There’s also corporate bonds, which yield the most profit but are also the riskiest. Investment guru Joe Terranova says the benefit of purchasing corporate bonds is the yield, but if you enter into a challenging business cycle like the current downturn, corporate bonds stand to lose value if the particular corporation loses business.

Municipal bonds are less risky as they are backed by the municipality and also go to fund something tangible, like a new highway or some other part of the infrastructure. Also, interest paid by the issuer to municipal bond holders is often exempt from federal taxes, as well as state and local taxes depending on where the issuer is located. The disadvantage, of course, is that the yields tend to be historically less than corporate bonds. And, if the municipality has a declining credit rating, which can occur in a budget deficit, the value of the bond will decrease.

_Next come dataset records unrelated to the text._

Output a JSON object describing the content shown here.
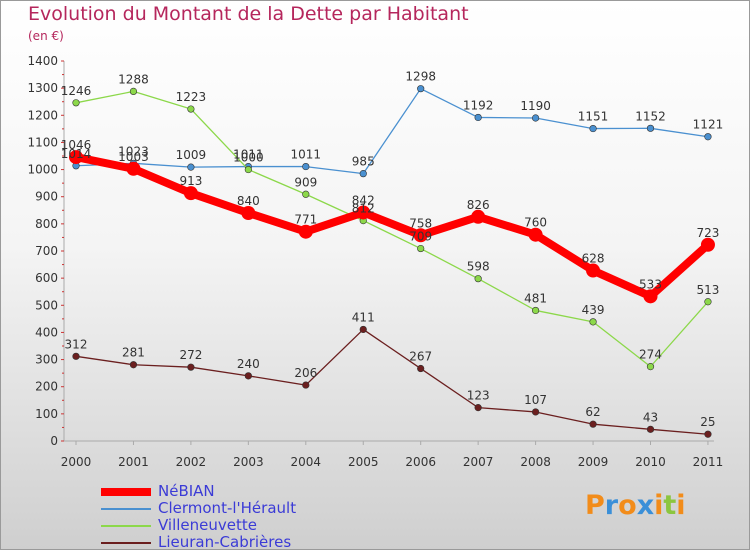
{
  "chart_data": {
    "type": "line",
    "title": "Evolution du Montant de la Dette par Habitant",
    "ylabel": "(en €)",
    "xlabel": "",
    "ylim": [
      0,
      1400
    ],
    "yticks": [
      0,
      100,
      200,
      300,
      400,
      500,
      600,
      700,
      800,
      900,
      1000,
      1100,
      1200,
      1300,
      1400
    ],
    "categories": [
      "2000",
      "2001",
      "2002",
      "2003",
      "2004",
      "2005",
      "2006",
      "2007",
      "2008",
      "2009",
      "2010",
      "2011"
    ],
    "grid": false,
    "legend_position": "bottom-left",
    "series": [
      {
        "name": "NéBIAN",
        "color": "#ff0000",
        "values": [
          1046,
          1003,
          913,
          840,
          771,
          842,
          758,
          826,
          760,
          628,
          533,
          723
        ]
      },
      {
        "name": "Clermont-l'Hérault",
        "color": "#4a90d0",
        "values": [
          1014,
          1023,
          1009,
          1011,
          1011,
          985,
          1298,
          1192,
          1190,
          1151,
          1152,
          1121
        ]
      },
      {
        "name": "Villeneuvette",
        "color": "#8cd84a",
        "values": [
          1246,
          1288,
          1223,
          1000,
          909,
          812,
          709,
          598,
          481,
          439,
          274,
          513
        ]
      },
      {
        "name": "Lieuran-Cabrières",
        "color": "#6b1f1f",
        "values": [
          312,
          281,
          272,
          240,
          206,
          411,
          267,
          123,
          107,
          62,
          43,
          25
        ]
      }
    ]
  },
  "logo": {
    "text": "Proxiti",
    "colors": [
      "#f28c1a",
      "#3a8fd8",
      "#f28c1a",
      "#3a8fd8",
      "#f28c1a",
      "#8cc63f",
      "#f28c1a"
    ]
  }
}
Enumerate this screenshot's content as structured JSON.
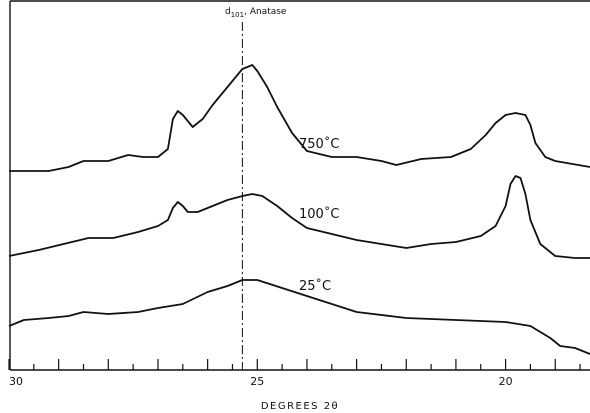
{
  "chart_data": {
    "type": "line",
    "title": "",
    "xlabel": "DEGREES 2θ",
    "ylabel": "",
    "xlim": [
      30,
      18.3
    ],
    "x_reversed": true,
    "x_ticks": [
      {
        "value": 30,
        "label": "30"
      },
      {
        "value": 25,
        "label": "25"
      },
      {
        "value": 20,
        "label": "20"
      }
    ],
    "grid": false,
    "legend": "none",
    "y_units": "arbitrary intensity (offset traces)",
    "annotations": [
      {
        "text": "d101, Anatase",
        "x": 25.3,
        "style": "dash-dot vertical line"
      }
    ],
    "series": [
      {
        "name": "750°C",
        "label": "750˚C",
        "points": [
          [
            30.0,
            0.14
          ],
          [
            29.2,
            0.14
          ],
          [
            28.8,
            0.16
          ],
          [
            28.5,
            0.19
          ],
          [
            28.0,
            0.19
          ],
          [
            27.6,
            0.22
          ],
          [
            27.3,
            0.21
          ],
          [
            27.0,
            0.21
          ],
          [
            26.8,
            0.25
          ],
          [
            26.7,
            0.4
          ],
          [
            26.6,
            0.44
          ],
          [
            26.5,
            0.42
          ],
          [
            26.3,
            0.36
          ],
          [
            26.1,
            0.4
          ],
          [
            25.9,
            0.47
          ],
          [
            25.6,
            0.56
          ],
          [
            25.4,
            0.62
          ],
          [
            25.3,
            0.65
          ],
          [
            25.1,
            0.67
          ],
          [
            25.0,
            0.64
          ],
          [
            24.8,
            0.56
          ],
          [
            24.6,
            0.46
          ],
          [
            24.3,
            0.33
          ],
          [
            24.0,
            0.24
          ],
          [
            23.5,
            0.21
          ],
          [
            23.0,
            0.21
          ],
          [
            22.5,
            0.19
          ],
          [
            22.2,
            0.17
          ],
          [
            21.7,
            0.2
          ],
          [
            21.1,
            0.21
          ],
          [
            20.7,
            0.25
          ],
          [
            20.4,
            0.32
          ],
          [
            20.2,
            0.38
          ],
          [
            20.0,
            0.42
          ],
          [
            19.8,
            0.43
          ],
          [
            19.6,
            0.42
          ],
          [
            19.5,
            0.37
          ],
          [
            19.4,
            0.28
          ],
          [
            19.2,
            0.21
          ],
          [
            19.0,
            0.19
          ],
          [
            18.3,
            0.16
          ]
        ]
      },
      {
        "name": "100°C",
        "label": "100˚C",
        "points": [
          [
            30.0,
            0.0
          ],
          [
            29.4,
            0.03
          ],
          [
            28.9,
            0.06
          ],
          [
            28.4,
            0.09
          ],
          [
            27.9,
            0.09
          ],
          [
            27.4,
            0.12
          ],
          [
            27.0,
            0.15
          ],
          [
            26.8,
            0.18
          ],
          [
            26.7,
            0.24
          ],
          [
            26.6,
            0.27
          ],
          [
            26.5,
            0.25
          ],
          [
            26.4,
            0.22
          ],
          [
            26.2,
            0.22
          ],
          [
            25.9,
            0.25
          ],
          [
            25.6,
            0.28
          ],
          [
            25.3,
            0.3
          ],
          [
            25.1,
            0.31
          ],
          [
            24.9,
            0.3
          ],
          [
            24.6,
            0.25
          ],
          [
            24.3,
            0.19
          ],
          [
            24.0,
            0.14
          ],
          [
            23.5,
            0.11
          ],
          [
            23.0,
            0.08
          ],
          [
            22.5,
            0.06
          ],
          [
            22.0,
            0.04
          ],
          [
            21.5,
            0.06
          ],
          [
            21.0,
            0.07
          ],
          [
            20.5,
            0.1
          ],
          [
            20.2,
            0.15
          ],
          [
            20.0,
            0.25
          ],
          [
            19.9,
            0.36
          ],
          [
            19.8,
            0.4
          ],
          [
            19.7,
            0.39
          ],
          [
            19.6,
            0.31
          ],
          [
            19.5,
            0.18
          ],
          [
            19.3,
            0.06
          ],
          [
            19.0,
            0.0
          ],
          [
            18.6,
            -0.01
          ],
          [
            18.3,
            -0.01
          ]
        ]
      },
      {
        "name": "25°C",
        "label": "25˚C",
        "points": [
          [
            30.0,
            0.0
          ],
          [
            29.7,
            0.03
          ],
          [
            29.2,
            0.04
          ],
          [
            28.8,
            0.05
          ],
          [
            28.5,
            0.07
          ],
          [
            28.0,
            0.06
          ],
          [
            27.4,
            0.07
          ],
          [
            27.0,
            0.09
          ],
          [
            26.5,
            0.11
          ],
          [
            26.0,
            0.17
          ],
          [
            25.6,
            0.2
          ],
          [
            25.3,
            0.23
          ],
          [
            25.0,
            0.23
          ],
          [
            24.5,
            0.19
          ],
          [
            24.0,
            0.15
          ],
          [
            23.5,
            0.11
          ],
          [
            23.0,
            0.07
          ],
          [
            22.0,
            0.04
          ],
          [
            21.0,
            0.03
          ],
          [
            20.0,
            0.02
          ],
          [
            19.5,
            0.0
          ],
          [
            19.1,
            -0.06
          ],
          [
            18.9,
            -0.1
          ],
          [
            18.6,
            -0.11
          ],
          [
            18.3,
            -0.14
          ]
        ]
      }
    ]
  }
}
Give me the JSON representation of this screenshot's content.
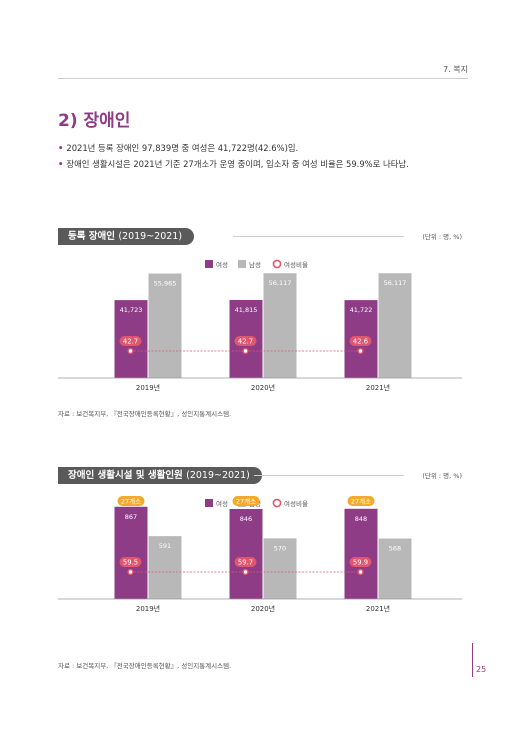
{
  "header": {
    "section_label": "7. 복지"
  },
  "page": {
    "title": "2) 장애인",
    "number": "25"
  },
  "bullets": [
    "2021년 등록 장애인 97,839명 중 여성은 41,722명(42.6%)임.",
    "장애인 생활시설은 2021년 기준 27개소가 운영 중이며, 입소자 중 여성 비율은 59.9%로 나타남."
  ],
  "bullet_marker": "•",
  "colors": {
    "female": "#8e3c86",
    "male": "#b8b8b8",
    "ratio": "#e0566f",
    "title_bg": "#5a5a5a",
    "accent": "#8e3c86",
    "badge": "#f4a92b"
  },
  "chart_data": [
    {
      "type": "bar",
      "title_bold": "등록 장애인",
      "title_years": "(2019~2021)",
      "unit": "(단위 : 명, %)",
      "legend": {
        "female": "여성",
        "male": "남성",
        "ratio": "여성비율"
      },
      "categories": [
        "2019년",
        "2020년",
        "2021년"
      ],
      "series": [
        {
          "name": "여성",
          "values": [
            41723,
            41815,
            41722
          ],
          "labels": [
            "41,723",
            "41,815",
            "41,722"
          ]
        },
        {
          "name": "남성",
          "values": [
            55965,
            56117,
            56117
          ],
          "labels": [
            "55,965",
            "56,117",
            "56,117"
          ]
        }
      ],
      "ratio": {
        "name": "여성비율",
        "values": [
          42.7,
          42.7,
          42.6
        ],
        "labels": [
          "42.7",
          "42.7",
          "42.6"
        ]
      },
      "ylim": [
        0,
        60000
      ],
      "badges": [],
      "source": "자료 : 보건복지부, 『전국장애인등록현황』, 성인지통계시스템."
    },
    {
      "type": "bar",
      "title_bold": "장애인 생활시설 및 생활인원",
      "title_years": "(2019~2021)",
      "unit": "(단위 : 명, %)",
      "legend": {
        "female": "여성",
        "male": "남성",
        "ratio": "여성비율"
      },
      "categories": [
        "2019년",
        "2020년",
        "2021년"
      ],
      "series": [
        {
          "name": "여성",
          "values": [
            867,
            846,
            848
          ],
          "labels": [
            "867",
            "846",
            "848"
          ]
        },
        {
          "name": "남성",
          "values": [
            591,
            570,
            568
          ],
          "labels": [
            "591",
            "570",
            "568"
          ]
        }
      ],
      "ratio": {
        "name": "여성비율",
        "values": [
          59.5,
          59.7,
          59.9
        ],
        "labels": [
          "59.5",
          "59.7",
          "59.9"
        ]
      },
      "ylim": [
        0,
        940
      ],
      "badges": [
        "27개소",
        "27개소",
        "27개소"
      ],
      "source": "자료 : 보건복지부, 『전국장애인등록현황』, 성인지통계시스템."
    }
  ]
}
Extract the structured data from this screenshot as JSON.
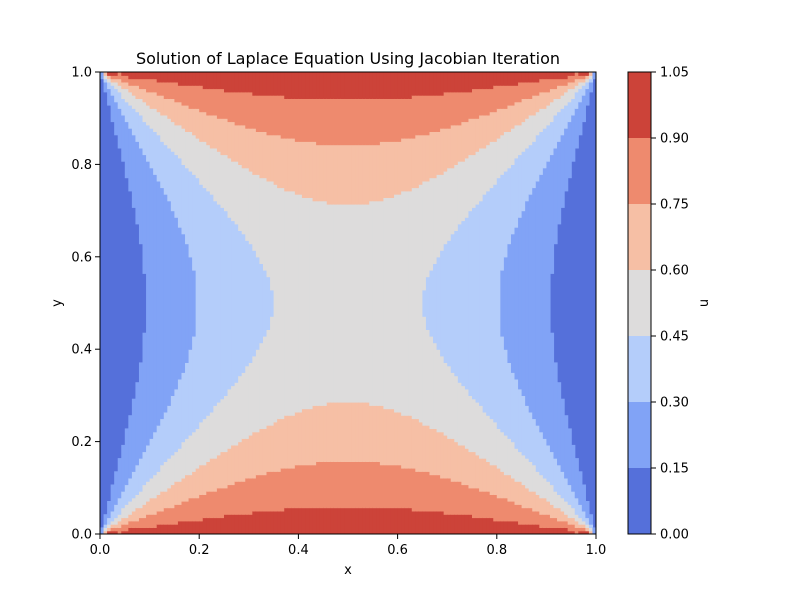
{
  "chart_data": {
    "type": "contourf",
    "title": "Solution of Laplace Equation Using Jacobian Iteration",
    "xlabel": "x",
    "ylabel": "y",
    "colorbar_label": "u",
    "xlim": [
      0.0,
      1.0
    ],
    "ylim": [
      0.0,
      1.0
    ],
    "x_ticks": [
      0.0,
      0.2,
      0.4,
      0.6,
      0.8,
      1.0
    ],
    "x_tick_labels": [
      "0.0",
      "0.2",
      "0.4",
      "0.6",
      "0.8",
      "1.0"
    ],
    "y_ticks": [
      0.0,
      0.2,
      0.4,
      0.6,
      0.8,
      1.0
    ],
    "y_tick_labels": [
      "0.0",
      "0.2",
      "0.4",
      "0.6",
      "0.8",
      "1.0"
    ],
    "levels": [
      0.0,
      0.15,
      0.3,
      0.45,
      0.6,
      0.75,
      0.9,
      1.05
    ],
    "level_labels": [
      "0.00",
      "0.15",
      "0.30",
      "0.45",
      "0.60",
      "0.75",
      "0.90",
      "1.05"
    ],
    "colormap": "coolwarm",
    "colors": [
      "#5570da",
      "#81a3f6",
      "#b4cdfa",
      "#dddcdc",
      "#f6bfa5",
      "#ee8a6e",
      "#cc4339"
    ],
    "grid": false
  }
}
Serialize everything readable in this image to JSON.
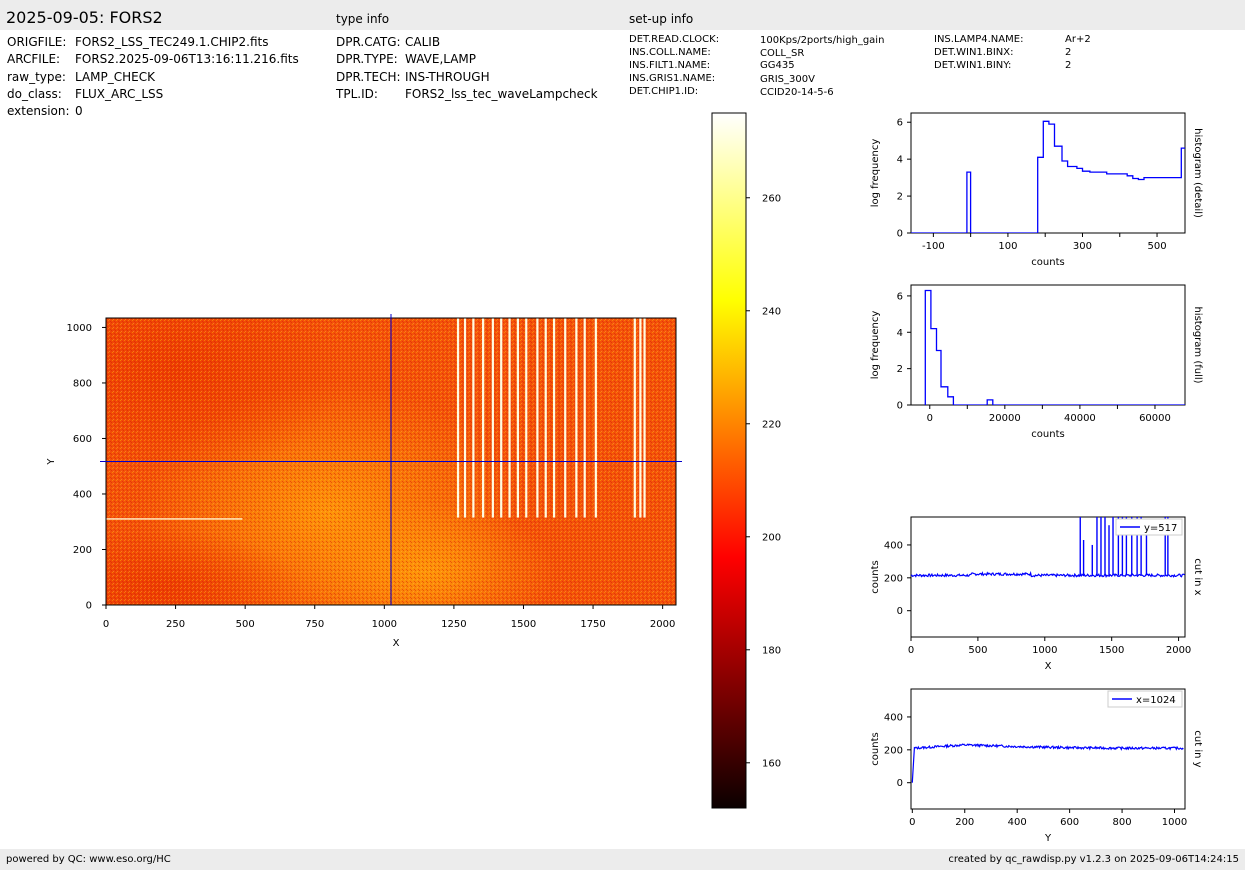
{
  "header": {
    "title": "2025-09-05: FORS2",
    "type_info_heading": "type info",
    "setup_info_heading": "set-up info"
  },
  "file_info": [
    {
      "key": "ORIGFILE:",
      "value": "FORS2_LSS_TEC249.1.CHIP2.fits"
    },
    {
      "key": "ARCFILE:",
      "value": "FORS2.2025-09-06T13:16:11.216.fits"
    },
    {
      "key": "raw_type:",
      "value": "LAMP_CHECK"
    },
    {
      "key": "do_class:",
      "value": "FLUX_ARC_LSS"
    },
    {
      "key": "extension:",
      "value": "0"
    }
  ],
  "type_info": [
    {
      "key": "DPR.CATG:",
      "value": "CALIB"
    },
    {
      "key": "DPR.TYPE:",
      "value": "WAVE,LAMP"
    },
    {
      "key": "DPR.TECH:",
      "value": "INS-THROUGH"
    },
    {
      "key": "TPL.ID:",
      "value": "FORS2_lss_tec_waveLampcheck"
    }
  ],
  "setup_info_col1": [
    {
      "key": "DET.READ.CLOCK:",
      "value": "100Kps/2ports/high_gain"
    },
    {
      "key": "INS.COLL.NAME:",
      "value": "COLL_SR"
    },
    {
      "key": "INS.FILT1.NAME:",
      "value": "GG435"
    },
    {
      "key": "INS.GRIS1.NAME:",
      "value": "GRIS_300V"
    },
    {
      "key": "DET.CHIP1.ID:",
      "value": "CCID20-14-5-6"
    }
  ],
  "setup_info_col2": [
    {
      "key": "INS.LAMP4.NAME:",
      "value": "Ar+2"
    },
    {
      "key": "DET.WIN1.BINX:",
      "value": "2"
    },
    {
      "key": "DET.WIN1.BINY:",
      "value": "2"
    }
  ],
  "footer": {
    "left": "powered by QC: www.eso.org/HC",
    "right": "created by qc_rawdisp.py v1.2.3 on 2025-09-06T14:24:15"
  },
  "colors": {
    "series": "#0000ff",
    "crosshair": "#0000cc",
    "header_bg": "#ececec"
  },
  "chart_data": [
    {
      "type": "heatmap",
      "name": "raw image",
      "xlabel": "X",
      "ylabel": "Y",
      "xlim": [
        0,
        2048
      ],
      "ylim": [
        0,
        1034
      ],
      "xticks": [
        0,
        250,
        500,
        750,
        1000,
        1250,
        1500,
        1750,
        2000
      ],
      "yticks": [
        0,
        200,
        400,
        600,
        800,
        1000
      ],
      "colormap": "hot",
      "crosshair": {
        "x": 1024,
        "y": 517
      },
      "arc_lines_x": [
        1265,
        1290,
        1320,
        1355,
        1390,
        1420,
        1450,
        1480,
        1510,
        1550,
        1580,
        1610,
        1650,
        1690,
        1720,
        1760,
        1900,
        1920,
        1935
      ],
      "arc_lines_yrange": [
        315,
        1034
      ],
      "saturated_row": {
        "y": 310,
        "x": [
          0,
          490
        ]
      }
    },
    {
      "type": "colorbar",
      "range": [
        152,
        275
      ],
      "ticks": [
        160,
        180,
        200,
        220,
        240,
        260
      ]
    },
    {
      "type": "line",
      "name": "histogram (detail)",
      "xlabel": "counts",
      "ylabel": "log frequency",
      "xlim": [
        -160,
        575
      ],
      "ylim": [
        0,
        6.5
      ],
      "xticks": [
        -100,
        100,
        300,
        500
      ],
      "xticks_minor": [
        0,
        200,
        400
      ],
      "yticks": [
        0,
        2,
        4,
        6
      ],
      "steps": [
        [
          -160,
          0
        ],
        [
          -10,
          0
        ],
        [
          -10,
          3.3
        ],
        [
          0,
          3.3
        ],
        [
          0,
          0
        ],
        [
          180,
          0
        ],
        [
          180,
          4.1
        ],
        [
          195,
          4.1
        ],
        [
          195,
          6.05
        ],
        [
          210,
          6.05
        ],
        [
          210,
          5.9
        ],
        [
          225,
          5.9
        ],
        [
          225,
          4.7
        ],
        [
          245,
          4.7
        ],
        [
          245,
          3.9
        ],
        [
          260,
          3.9
        ],
        [
          260,
          3.6
        ],
        [
          285,
          3.6
        ],
        [
          285,
          3.5
        ],
        [
          300,
          3.5
        ],
        [
          300,
          3.35
        ],
        [
          320,
          3.35
        ],
        [
          320,
          3.3
        ],
        [
          365,
          3.3
        ],
        [
          365,
          3.2
        ],
        [
          420,
          3.2
        ],
        [
          420,
          3.1
        ],
        [
          435,
          3.1
        ],
        [
          435,
          2.95
        ],
        [
          450,
          2.95
        ],
        [
          450,
          2.9
        ],
        [
          465,
          2.9
        ],
        [
          465,
          3.0
        ],
        [
          565,
          3.0
        ],
        [
          565,
          4.6
        ],
        [
          575,
          4.6
        ]
      ]
    },
    {
      "type": "line",
      "name": "histogram (full)",
      "xlabel": "counts",
      "ylabel": "log frequency",
      "xlim": [
        -5000,
        68000
      ],
      "ylim": [
        0,
        6.6
      ],
      "xticks": [
        0,
        20000,
        40000,
        60000
      ],
      "xticks_minor": [
        10000,
        30000,
        50000
      ],
      "yticks": [
        0,
        2,
        4,
        6
      ],
      "steps": [
        [
          -1200,
          0
        ],
        [
          -1200,
          6.3
        ],
        [
          300,
          6.3
        ],
        [
          300,
          4.2
        ],
        [
          1800,
          4.2
        ],
        [
          1800,
          3.0
        ],
        [
          3000,
          3.0
        ],
        [
          3000,
          1.0
        ],
        [
          4800,
          1.0
        ],
        [
          4800,
          0.45
        ],
        [
          6300,
          0.45
        ],
        [
          6300,
          0
        ],
        [
          15300,
          0
        ],
        [
          15300,
          0.28
        ],
        [
          16800,
          0.28
        ],
        [
          16800,
          0
        ],
        [
          68000,
          0
        ]
      ]
    },
    {
      "type": "line",
      "name": "cut in x",
      "legend": "y=517",
      "xlabel": "X",
      "ylabel": "counts",
      "xlim": [
        0,
        2048
      ],
      "ylim": [
        -160,
        570
      ],
      "xticks": [
        0,
        500,
        1000,
        1500,
        2000
      ],
      "yticks": [
        0,
        200,
        400
      ],
      "baseline": 215,
      "peaks": [
        [
          1265,
          590
        ],
        [
          1290,
          430
        ],
        [
          1355,
          400
        ],
        [
          1390,
          590
        ],
        [
          1420,
          590
        ],
        [
          1450,
          590
        ],
        [
          1480,
          520
        ],
        [
          1510,
          590
        ],
        [
          1550,
          590
        ],
        [
          1580,
          590
        ],
        [
          1610,
          590
        ],
        [
          1650,
          590
        ],
        [
          1690,
          590
        ],
        [
          1720,
          590
        ],
        [
          1760,
          520
        ],
        [
          1900,
          590
        ],
        [
          1920,
          590
        ]
      ]
    },
    {
      "type": "line",
      "name": "cut in y",
      "legend": "x=1024",
      "xlabel": "Y",
      "ylabel": "counts",
      "xlim": [
        -5,
        1040
      ],
      "ylim": [
        -160,
        570
      ],
      "xticks": [
        0,
        200,
        400,
        600,
        800,
        1000
      ],
      "yticks": [
        0,
        200,
        400
      ],
      "start_value": 0,
      "profile": [
        [
          8,
          210
        ],
        [
          100,
          220
        ],
        [
          200,
          230
        ],
        [
          400,
          220
        ],
        [
          600,
          213
        ],
        [
          800,
          210
        ],
        [
          1034,
          210
        ]
      ]
    }
  ]
}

Back to treasury bonds (or T-bills, as they're known), which offer investors pieces of government debt. These are the safest but, as we’re seeing now, in a crisis they become the ultimate ‘safe haven’ trade and thus can come to yield absolutely zero.

Only buy triple-A rated bonds, Terranova advises. In this environment, you don’t need to be taking risks with the quality of the debt you buy. Bonds are rated by three agencies: Fitch, Moody’s and Standard & Poor’s. You can find the rating of a particular bond either through your broker or fund, or through the web sites of the ratings agencies, listed at left.